D.I.P. - Dormouse Is Painting - ist ein actionreiches Indie-Partyspiel für den lokalen Couch-Modus auf dem PC. Bis zu vier Spieler steuern kleine, malerisch ambitionierte Schlafmäuse und liefern sich auf einem geteilten Bildschirm chaotische Wettkämpfe, bei denen Tempo, Störaktionen und Farbeinsatz entscheiden.
Gameplay
Im Mittelpunkt steht das schnelle Eintauchen in Farbeimer, gefolgt von Haken-Swings, mit denen die Spieler Farbe an Wänden und Flächen verteilen. Jede Maus bringt eine eigene Charaktereigenschaft mit - tollpatschig, robust, clever oder hinterhältig -, die Bewegungsabläufe und Taktik beeinflusst. Power-ups mischen das Geschehen auf, indem sie gegnerische Fortschritte löschen oder die Arena spontan verändern. Der gemeinsame Bildschirm sorgt dafür, dass alle stets im Blick bleiben und Timing sowie Positionierung über Sieg oder Niederlage entscheiden.
Partien belohnen schnelle Flächenabdeckung und bestrafen Zögern, da Rivalen direkt in bereits bemalte Bereiche eingreifen können.

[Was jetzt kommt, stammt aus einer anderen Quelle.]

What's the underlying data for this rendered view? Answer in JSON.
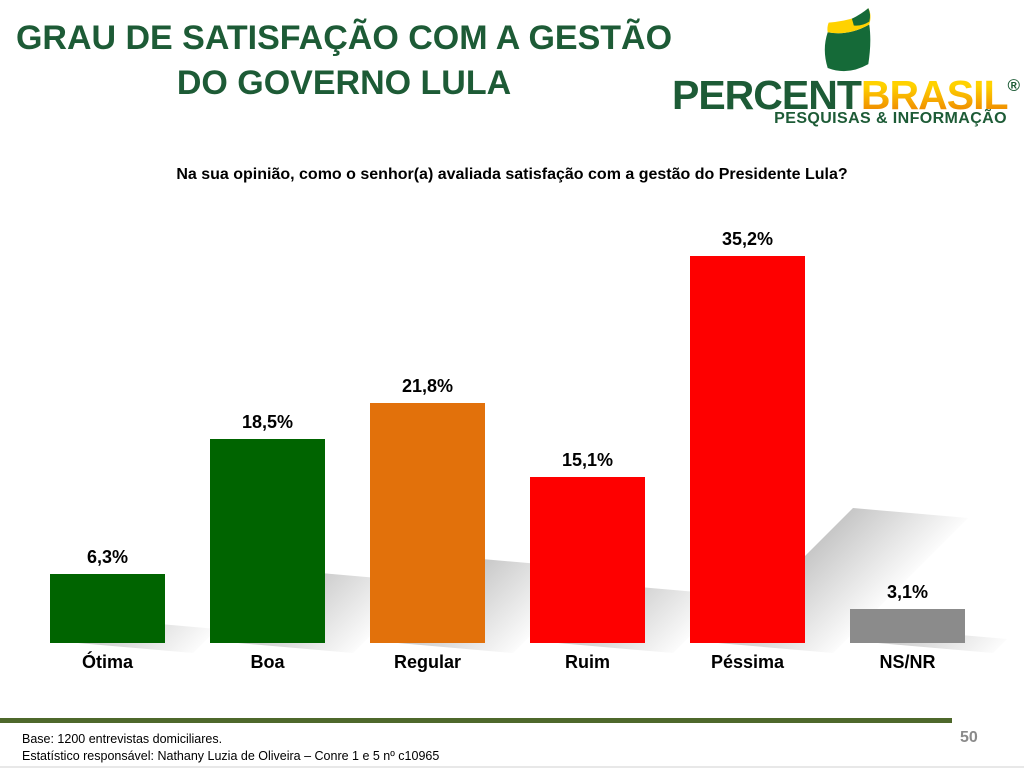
{
  "slide": {
    "title_line1": "GRAU DE SATISFAÇÃO COM A GESTÃO",
    "title_line2": "DO GOVERNO LULA",
    "question": "Na sua opinião, como o senhor(a) avaliada satisfação com a gestão do Presidente Lula?",
    "page_number": "50"
  },
  "logo": {
    "wordmark_part1": "PERCENT",
    "wordmark_part2": "BRASIL",
    "registered_mark": "®",
    "tagline": "PESQUISAS & INFORMAÇÃO",
    "colors": {
      "green": "#1d5b36",
      "yellow": "#ffd200",
      "orange": "#f29b00"
    }
  },
  "footer": {
    "line1": "Base: 1200 entrevistas domiciliares.",
    "line2": "Estatístico responsável: Nathany Luzia de Oliveira – Conre 1 e 5 nº c10965",
    "divider_color": "#4e682b"
  },
  "chart_data": {
    "type": "bar",
    "title": "GRAU DE SATISFAÇÃO COM A GESTÃO DO GOVERNO LULA",
    "subtitle": "Na sua opinião, como o senhor(a) avaliada satisfação com a gestão do Presidente Lula?",
    "categories": [
      "Ótima",
      "Boa",
      "Regular",
      "Ruim",
      "Péssima",
      "NS/NR"
    ],
    "values": [
      6.3,
      18.5,
      21.8,
      15.1,
      35.2,
      3.1
    ],
    "value_labels": [
      "6,3%",
      "18,5%",
      "21,8%",
      "15,1%",
      "35,2%",
      "3,1%"
    ],
    "colors": [
      "#006400",
      "#006400",
      "#e2710b",
      "#fe0000",
      "#fe0000",
      "#8b8b8b"
    ],
    "slugs": [
      "otima",
      "boa",
      "regular",
      "ruim",
      "pessima",
      "ns-nr"
    ],
    "xlabel": "",
    "ylabel": "",
    "ylim": [
      0,
      40
    ],
    "grid": false,
    "legend": false,
    "bar_shadow": "perspective lower-right gray",
    "number_format": "pt-BR comma decimal percent"
  }
}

Die zu Beginn gewählte Farbpalette sorgt für visuelle Abwechslung, ohne die Regeln zu verändern. Im Vordergrund stehen körperliche Präsenz und schnelle Reaktionen statt langfristiger Planung.
Spielmodi
Mehrere Varianten bringen frischen Wind in die Runden. Der Noir-Modus taucht die Partie in ein dunkleres, atmosphärisches Setting mit eingeschränkter Sicht. Der hektische Nachtmodus erhöht das Tempo durch reduzierte Beleuchtung und gesteigerte Dringlichkeit. Pixel-Knappheit schränkt die verfügbare Farbmenge ein und zwingt die Spieler zu sparsamem oder aggressivem Vorgehen. Weitere Überraschungen während der Runden sorgen dafür, dass Ausgänge auch bei wiederholten Partien unvorhersehbar bleiben.
Alle Varianten behalten die grundlegenden Mal- und Sabotagemechaniken bei, verändern aber die sensorischen und taktischen Anforderungen. Lokaler Multiplayer unterstützt bis zu vier Personen auf einem Bildschirm; zusätzlich ist Remote Play Together möglich.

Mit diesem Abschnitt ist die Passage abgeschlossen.